Wednesday, September 7, 2016

Could It Be That She's Stalking On Me?

Good morning madam. I have been a regular follower of your blog. Please there is something that has been bothering me, I want to get some views and advice from the board. My message will be short. I was chatting with a male friend of mine some weeks back. He sent me some pictures, eleven pictures to be precise. We are actually discussing some business.
The thing is that each time I open one of the pictures and start to
scroll through the eleven one after the other an additional pictures comes up. And that picture is that of my ex she sent to me once when we were together. I have asked the guy if he is the one that sent it he said no. And he is someone that can't lie to me in such matters. Also from the picture count displaying in my chat box with this my friend is showing just eleven pictures without that additional one.
I was confused because my ex blocked me ever since we separated. It was not easy for me when we parted because I talked to her in a harsh way though she insulted me, but I took the blame and apologized several times. I even called her mum, tried everything to meet her at least to explain myself but she said she has forgiven me so there is no need for me bothering myself. The last time I travelled to where she was living(around March this year, exactly one year after we separated)) I called her again but she was almost insulting me. After that I gave up on the whole thing.
Recently, the same girl just showed up in where am staying with my family relatives. The relatives knew about my issue with her in the past. In fact she was the one that called them that time just to paint a bad image of me by telling them all that happened. Since last week she has been with us but am just bit scared because I don't know her plan. From the first day she has kept a straight face and has been avoiding me. I mustered courage and walked up to her, asked about her well being and her family. She never asked about mine. I did that just to clear my mind because I believe it is childish to be keeping malice after such a long time.
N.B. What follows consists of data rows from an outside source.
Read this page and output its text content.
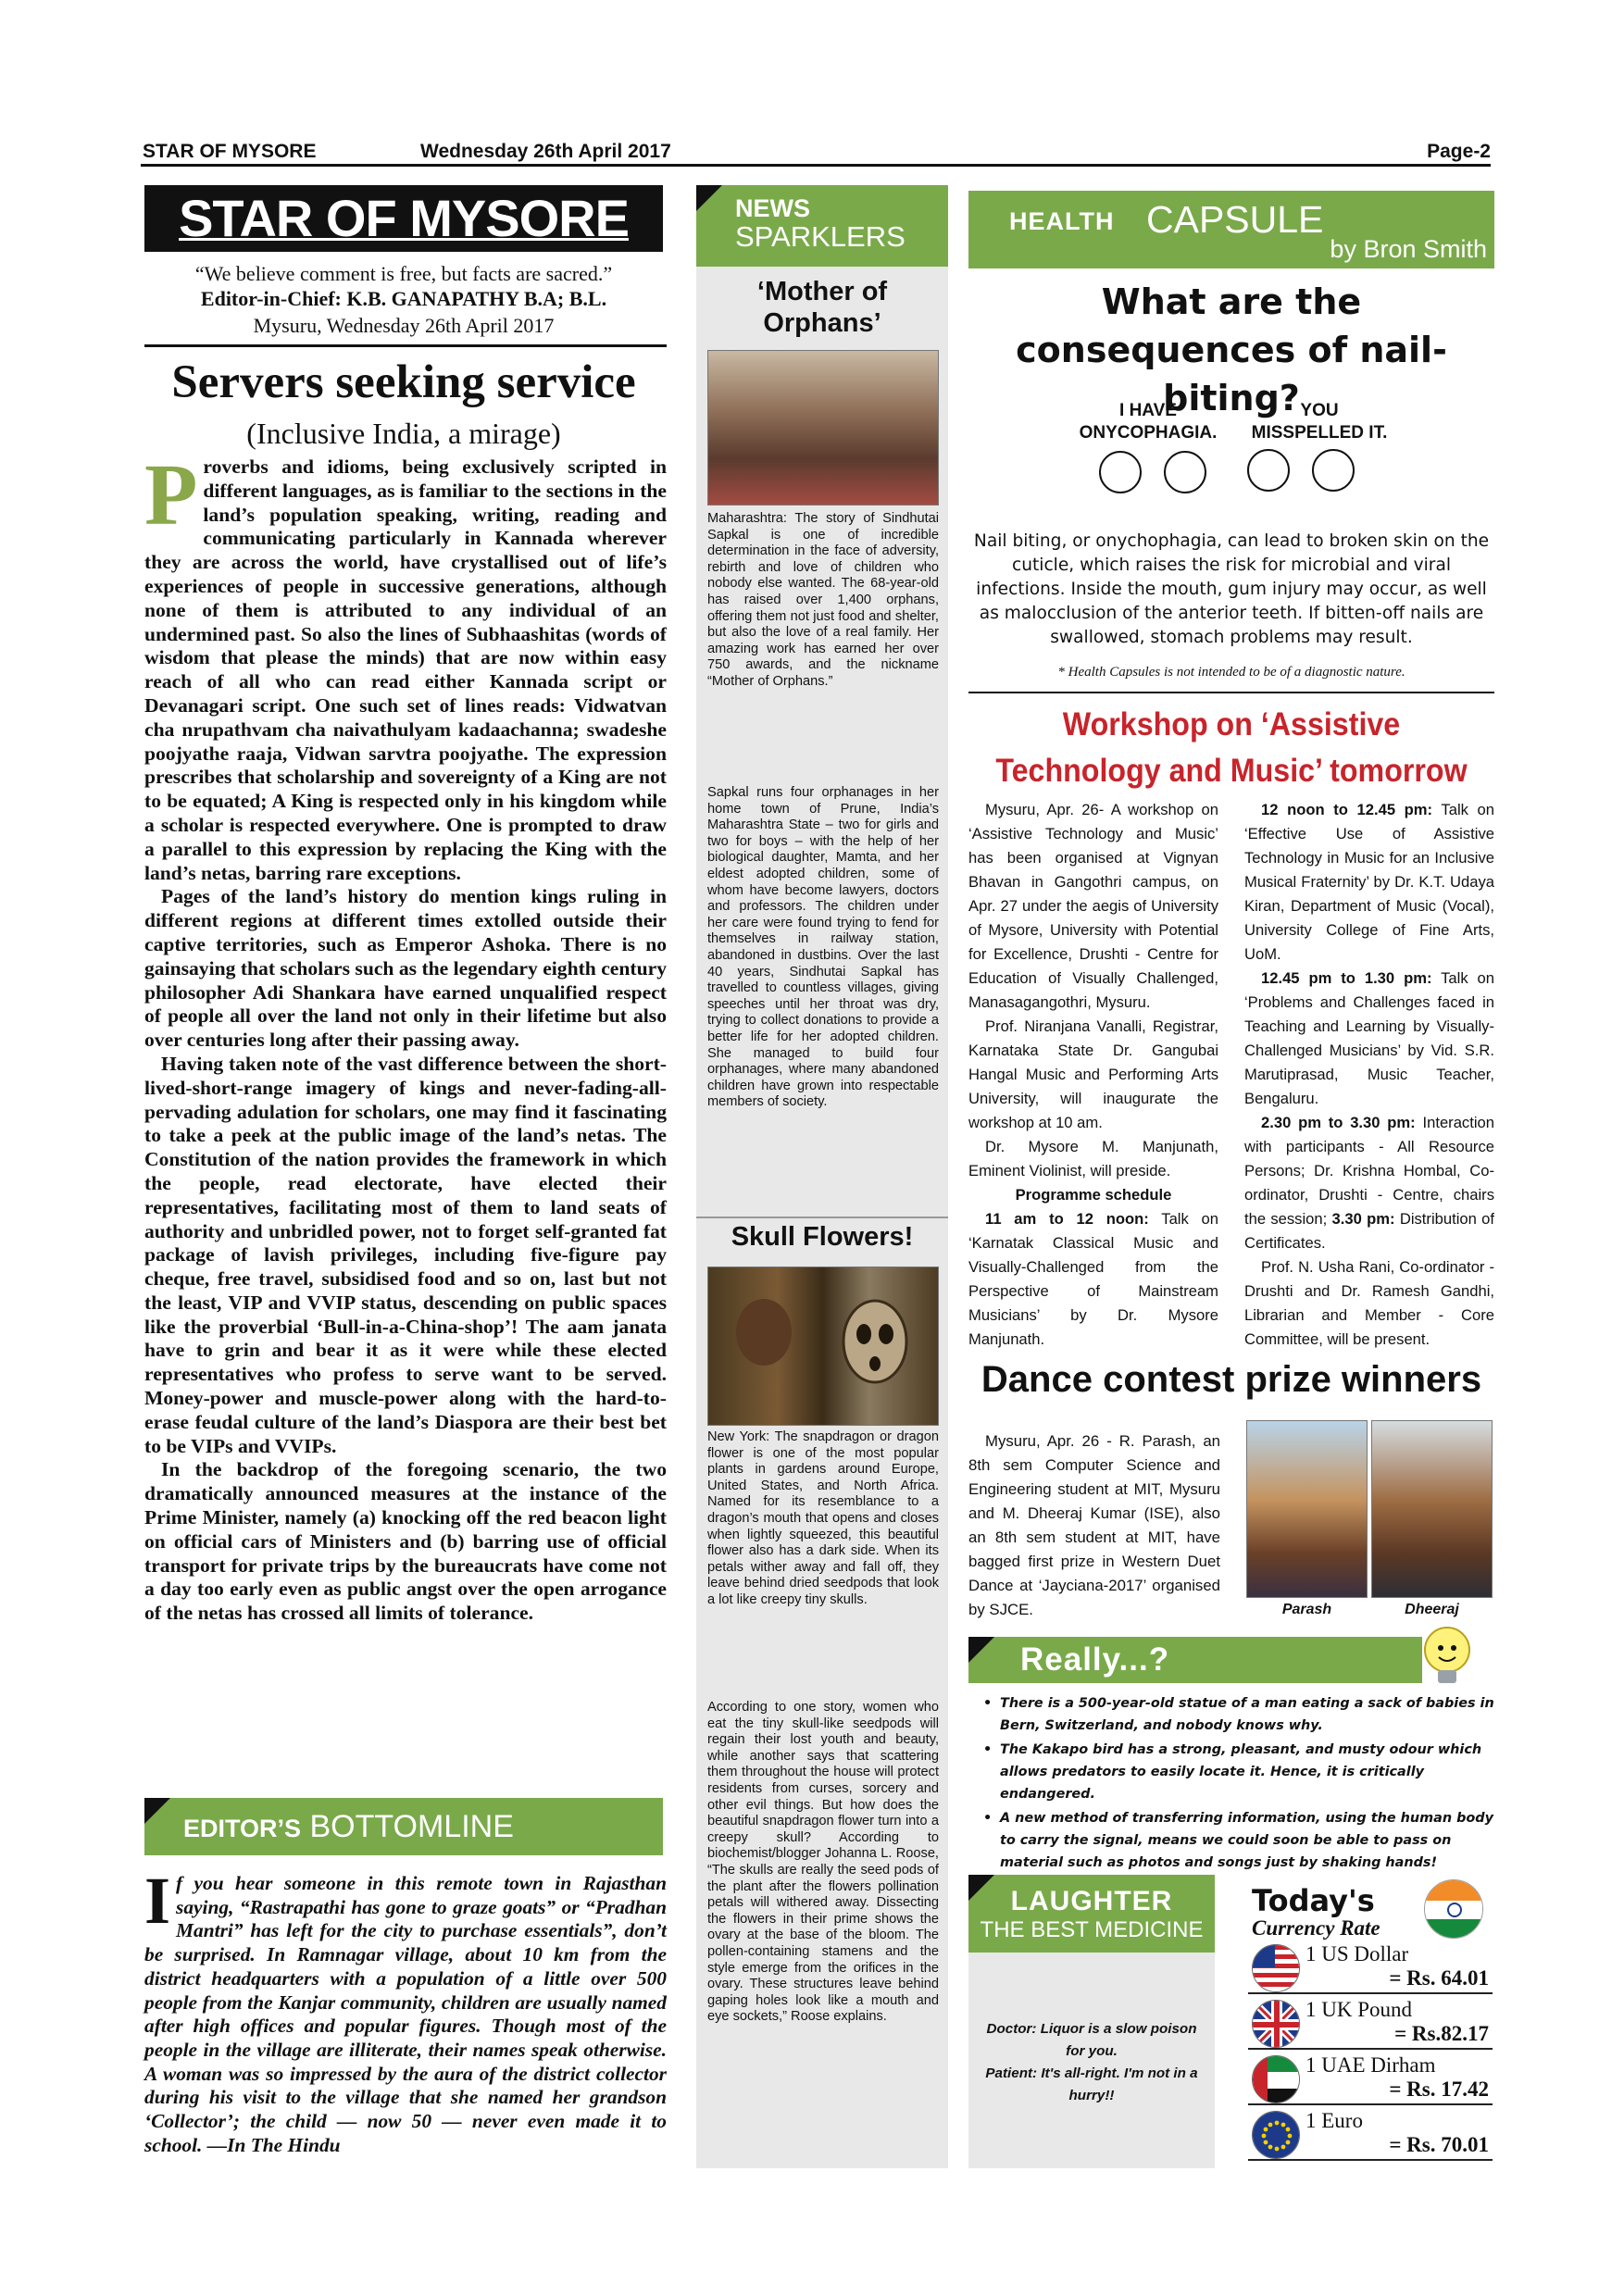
STAR OF MYSORE	Wednesday 26th April 2017	Page-2
STAR OF MYSORE
“We believe comment is free, but facts are sacred.”
Editor-in-Chief: K.B. GANAPATHY B.A; B.L.
Mysuru, Wednesday 26th April 2017
Servers seeking service
(Inclusive India, a mirage)

Proverbs and idioms, being exclusively scripted in different languages, as is familiar to the sections in the land’s population speaking, writing, reading and communicating particularly in Kannada wherever they are across the world, have crystallised out of life’s experiences of people in successive generations, although none of them is attributed to any individual of an undermined past. So also the lines of Subhaashitas (words of wisdom that please the minds) that are now within easy reach of all who can read either Kannada script or Devanagari script. One such set of lines reads: Vidwatvan cha nrupathvam cha naivathulyam kadaachanna; swadeshe poojyathe raaja, Vidwan sarvtra poojyathe. The expression prescribes that scholarship and sovereignty of a King are not to be equated; A King is respected only in his kingdom while a scholar is respected everywhere. One is prompted to draw a parallel to this expression by replacing the King with the land’s netas, barring rare exceptions.

Pages of the land’s history do mention kings ruling in different regions at different times extolled outside their captive territories, such as Emperor Ashoka. There is no gainsaying that scholars such as the legendary eighth century philosopher Adi Shankara have earned unqualified respect of people all over the land not only in their lifetime but also over centuries long after their passing away.

Having taken note of the vast difference between the short-lived-short-range imagery of kings and never-fading-all-pervading adulation for scholars, one may find it fascinating to take a peek at the public image of the land’s netas. The Constitution of the nation provides the framework in which the people, read electorate, have elected their representatives, facilitating most of them to land seats of authority and unbridled power, not to forget self-granted fat package of lavish privileges, including five-figure pay cheque, free travel, subsidised food and so on, last but not the least, VIP and VVIP status, descending on public spaces like the proverbial ‘Bull-in-a-China-shop’! The aam janata have to grin and bear it as it were while these elected representatives who profess to serve want to be served. Money-power and muscle-power along with the hard-to-erase feudal culture of the land’s Diaspora are their best bet to be VIPs and VVIPs.

In the backdrop of the foregoing scenario, the two dramatically announced measures at the instance of the Prime Minister, namely (a) knocking off the red beacon light on official cars of Ministers and (b) barring use of official transport for private trips by the bureaucrats have come not a day too early even as public angst over the open arrogance of the netas has crossed all limits of tolerance.

EDITOR’S BOTTOMLINE
If you hear someone in this remote town in Rajasthan saying, “Rastrapathi has gone to graze goats” or “Pradhan Mantri” has left for the city to purchase essentials”, don’t be surprised. In Ramnagar village, about 10 km from the district headquarters with a population of a little over 500 people from the Kanjar community, children are usually named after high offices and popular figures. Though most of the people in the village are illiterate, their names speak otherwise. A woman was so impressed by the aura of the district collector during his visit to the village that she named her grandson ‘Collector’; the child — now 50 — never even made it to school. —In The Hindu
NEWS
SPARKLERS
‘Mother of Orphans’
Maharashtra: The story of Sindhutai Sapkal is one of incredible determination in the face of adversity, rebirth and love of children who nobody else wanted. The 68-year-old has raised over 1,400 orphans, offering them not just food and shelter, but also the love of a real family. Her amazing work has earned her over 750 awards, and the nickname “Mother of Orphans.”
Sapkal runs four orphanages in her home town of Prune, India’s Maharashtra State – two for girls and two for boys – with the help of her biological daughter, Mamta, and her eldest adopted children, some of whom have become lawyers, doctors and professors. The children under her care were found trying to fend for themselves in railway station, abandoned in dustbins. Over the last 40 years, Sindhutai Sapkal has travelled to countless villages, giving speeches until her throat was dry, trying to collect donations to provide a better life for her adopted children. She managed to build four orphanages, where many abandoned children have grown into respectable members of society.
Skull Flowers!
New York: The snapdragon or dragon flower is one of the most popular plants in gardens around Europe, United States, and North Africa. Named for its resemblance to a dragon’s mouth that opens and closes when lightly squeezed, this beautiful flower also has a dark side. When its petals wither away and fall off, they leave behind dried seedpods that look a lot like creepy tiny skulls.
According to one story, women who eat the tiny skull-like seedpods will regain their lost youth and beauty, while another says that scattering them throughout the house will protect residents from curses, sorcery and other evil things. But how does the beautiful snapdragon flower turn into a creepy skull? According to biochemist/blogger Johanna L. Roose, “The skulls are really the seed pods of the plant after the flowers pollination petals will withered away. Dissecting the flowers in their prime shows the ovary at the base of the bloom. The pollen-containing stamens and the style emerge from the orifices in the ovary. These structures leave behind gaping holes look like a mouth and eye sockets,” Roose explains.
HEALTH CAPSULE
by Bron Smith
What are the consequences of nail-biting?
I HAVE ONYCOPHAGIA.
YOU MISSPELLED IT.
Nail biting, or onychophagia, can lead to broken skin on the cuticle, which raises the risk for microbial and viral infections. Inside the mouth, gum injury may occur, as well as malocclusion of the anterior teeth. If bitten-off nails are swallowed, stomach problems may result.
* Health Capsules is not intended to be of a diagnostic nature.
Workshop on ‘Assistive Technology and Music’ tomorrow

Mysuru, Apr. 26- A workshop on ‘Assistive Technology and Music’ has been organised at Vignyan Bhavan in Gangothri campus, on Apr. 27 under the aegis of University of Mysore, University with Potential for Excellence, Drushti - Centre for Education of Visually Challenged, Manasagangothri, Mysuru.

Prof. Niranjana Vanalli, Registrar, Karnataka State Dr. Gangubai Hangal Music and Performing Arts University, will inaugurate the workshop at 10 am.

Dr. Mysore M. Manjunath, Eminent Violinist, will preside.

Programme schedule

11 am to 12 noon: Talk on ‘Karnatak Classical Music and Visually-Challenged from the Perspective of Mainstream Musicians’ by Dr. Mysore Manjunath.

12 noon to 12.45 pm: Talk on ‘Effective Use of Assistive Technology in Music for an Inclusive Musical Fraternity’ by Dr. K.T. Udaya Kiran, Department of Music (Vocal), University College of Fine Arts, UoM.

12.45 pm to 1.30 pm: Talk on ‘Problems and Challenges faced in Teaching and Learning by Visually-Challenged Musicians’ by Vid. S.R. Marutiprasad, Music Teacher, Bengaluru.

2.30 pm to 3.30 pm: Interaction with participants - All Resource Persons; Dr. Krishna Hombal, Co-ordinator, Drushti - Centre, chairs the session; 3.30 pm: Distribution of Certificates.

Prof. N. Usha Rani, Co-ordinator - Drushti and Dr. Ramesh Gandhi, Librarian and Member - Core Committee, will be present.

Dance contest prize winners
Mysuru, Apr. 26 - R. Parash, an 8th sem Computer Science and Engineering student at MIT, Mysuru and M. Dheeraj Kumar (ISE), also an 8th sem student at MIT, have bagged first prize in Western Duet Dance at ‘Jayciana-2017’ organised by SJCE.	Parash	Dheeraj
Really...?
• There is a 500-year-old statue of a man eating a sack of babies in Bern, Switzerland, and nobody knows why.
• The Kakapo bird has a strong, pleasant, and musty odour which allows predators to easily locate it. Hence, it is critically endangered.
• A new method of transferring information, using the human body to carry the signal, means we could soon be able to pass on material such as photos and songs just by shaking hands!
LAUGHTER
THE BEST MEDICINE
Doctor: Liquor is a slow poison for you.
Patient: It's all-right. I'm not in a hurry!!
Today's
Currency Rate
1 US Dollar
= Rs. 64.01
1 UK Pound
= Rs.82.17
1 UAE Dirham
= Rs. 17.42
1 Euro
= Rs. 70.01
When I called her, I once pleaded with her even if we have to part let it not be like enemies because I believe in one thing in life '' we meet to part and part to meet again''. The thing is that after that day she has been behaving somehow.
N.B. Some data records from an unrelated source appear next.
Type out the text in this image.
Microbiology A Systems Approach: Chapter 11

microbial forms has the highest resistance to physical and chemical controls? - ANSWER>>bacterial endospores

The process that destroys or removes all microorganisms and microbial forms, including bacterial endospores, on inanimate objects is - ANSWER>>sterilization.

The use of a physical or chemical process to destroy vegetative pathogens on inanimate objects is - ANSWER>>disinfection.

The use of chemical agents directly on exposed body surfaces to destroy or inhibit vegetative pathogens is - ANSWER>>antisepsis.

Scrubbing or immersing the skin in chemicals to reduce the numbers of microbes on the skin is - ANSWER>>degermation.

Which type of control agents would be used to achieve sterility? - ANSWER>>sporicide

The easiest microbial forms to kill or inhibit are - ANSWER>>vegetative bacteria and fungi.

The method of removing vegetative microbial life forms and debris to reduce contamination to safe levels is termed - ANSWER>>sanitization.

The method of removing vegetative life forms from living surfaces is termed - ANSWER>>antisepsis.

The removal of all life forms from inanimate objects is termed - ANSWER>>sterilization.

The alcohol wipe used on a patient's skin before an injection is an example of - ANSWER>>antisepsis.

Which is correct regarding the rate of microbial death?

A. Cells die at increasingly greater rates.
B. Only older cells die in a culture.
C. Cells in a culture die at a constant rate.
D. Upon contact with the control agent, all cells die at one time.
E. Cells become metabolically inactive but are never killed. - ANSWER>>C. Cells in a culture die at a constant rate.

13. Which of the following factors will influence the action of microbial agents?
I made up my mind that I will not go back begging her again about us coming together as I have done enough in the past, but she is just acting drama. We do worship together every morning and we are allowed to make comments but of recent her comments has been to spite me. She made it one day of people being selfish and not been able to control their anger and the man I was living with smiled because he knew where the girl was driving at. She was just referring to what happened between me and her that I was selfish and insensitive. I kept quite because everyone is allowed to make his or her comment but I just see it as an act of immaturity on her part.
After that day I just decided to give her more gap because she is still very angry and from the stories she told me of her past relationship and how it ended she is someone that is vindictive. I don't know what she has up her sleeve. From what I heard she came for business and decided to put up with my relatives but the thing is that she knew am staying with this people so why of all the places in this world she decided to come here. Finally on the picture issue could it be that she has been stalking me on Facebook because that is one thing that keeps coming to me mind. The tech guys in the forum can help me with that. Thanks.
I will also like to hear your own advice. At a time I was tempted to walk up to her again and beg but my sister has advised me against that considering the fact that I have done that several times in the past. Besides I am scared of her reaction because she can be insulting at times, I wouldn't want to have any of such confrontation with her.
Presently am not working, that is my major concern because when we parted I lost my job and since then I have not gotten any serious job. She has been gossiping about me with my cousin. That am lazy etc but I have learnt one thing in life. I have seen a lot and sometimes one has just to develop thick skin to insult by just ignoring some people. I thank God since she came I have not lost my cool. Have been able to control my emotion. After the day she made that comment I made up my mind that even if she comes and talk to my face I was just avoid that temptation of exchanging words with her. I have been thinking of travelling because I don't know how long she will be staying here but from the look of things she might stay a bit long. What would you advice me to do. Thanks


I think that your most important need now is to get a job and get busy living your life and doing what you love. 
I have no idea why you should invest so much energy and time to monitor a girl who by all standards doesn't respect you, appreciate you, support you and care about your emotions according to you. 
You are busy counting the pictures in your phone because you don't have books to read or other important things to do with your time, if you do, I doubt if you will have enough time to waste on WhatsApp.
Please stop being petty and move on with your life. She has made up her mind to move on, and I will suggest that you do same. No need begging her, no need looking at her busy face, no need to know why she chose your environment. Simply ignore everything about her and focus on establishing yourself. 
Don't invest your time listening to gossips, surprise your enemies by achieving great success and they will definitely come around to appreciate you. 
Even if she slaps you, please cover your face and move on with your life. Relationship didn't work out, so don't force it or feel intimidated by her presence. You can do better than that and I hope that you will get something that will keep you busy very soon.